March 31 - Fixing Others

This is about to get super real, super fast. I don't have time to be super witty or use a ton of rad pictures tonight, so here it is:

If someone you care about is struggling with addiction, there is absolutely nothing you can do to fix that person. There, I said it.

I get to say that with total conviction, because I was the person struggling. My parents tried to confront me, my friends told me I need to chill, and my girlfriend told me on several occasions that I needed help. I was given ultimatums, and things were taken from me. I was handed money, food, shelter, jobs, and love, and I still threw it away. It's not that I wasn't grateful, I just preferred to get drunk and do drugs. I preferred it over anything else. It made me feel ok in a way that no human being could.


Recovery begins at rock bottom. I thought rock bottom was getting fired from 3 jobs on the same day - it wasn't. I thought rock bottom was facing jail time - it wasn't. I thought rock bottom was when my girlfriend had to leave me - it wasn't. No...I still had way more to lose. I had to lose my dignity, my pride, and my self-worth. And I had to do that on my own. I'm very grateful that I lost everything (including my will to live). I'm convinced, that's why I was able to be receptive to help, and it's why I'm still sober today.

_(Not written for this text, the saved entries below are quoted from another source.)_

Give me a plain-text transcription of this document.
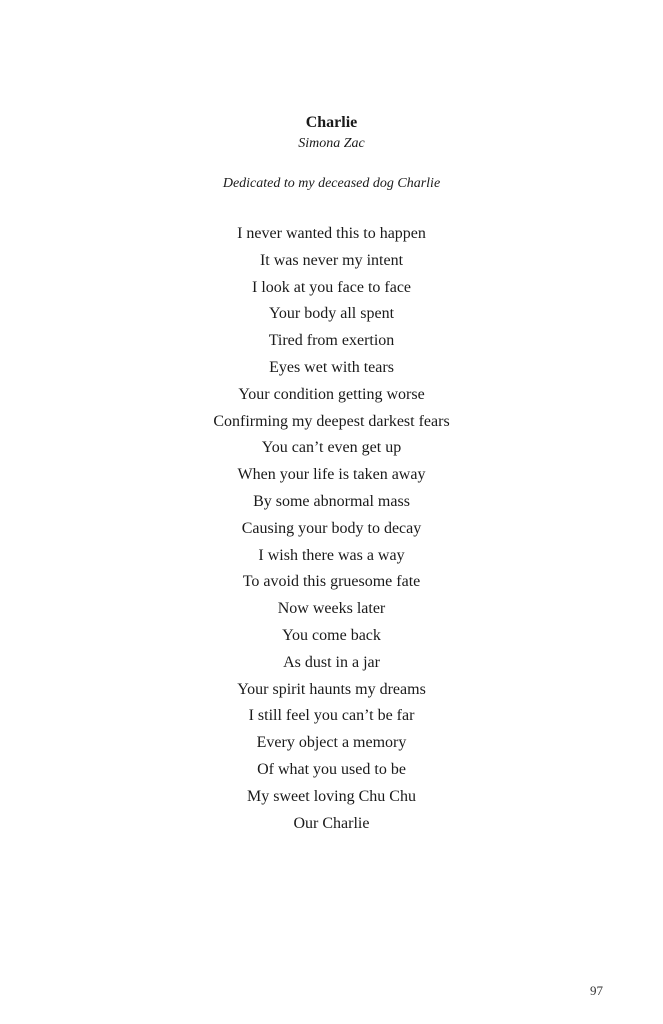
Charlie
Simona Zac
Dedicated to my deceased dog Charlie
I never wanted this to happen
It was never my intent
I look at you face to face
Your body all spent
Tired from exertion
Eyes wet with tears
Your condition getting worse
Confirming my deepest darkest fears
You can’t even get up
When your life is taken away
By some abnormal mass
Causing your body to decay
I wish there was a way
To avoid this gruesome fate
Now weeks later
You come back
As dust in a jar
Your spirit haunts my dreams
I still feel you can’t be far
Every object a memory
Of what you used to be
My sweet loving Chu Chu
Our Charlie
97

Now, I know exactly what rock bottom feels like. I know what it's like to be completely destitute, broken, and spiritually bankrupt. It brings me great pain to accept the reality that one must hit that level of nothingness in order to get better. Perception is a powerful thing - what we see as the end, rarely is. If you or your loved one can't seem to get it together, it's because there's more to lose. And I don't mean "stuff", I mean dignity and pride. Until that's gone, long-term recovery cannot happen.

My rule has become this: I cannot fix others. Only God can do that. All I can do is love them. And sometimes loving someone means letting them go.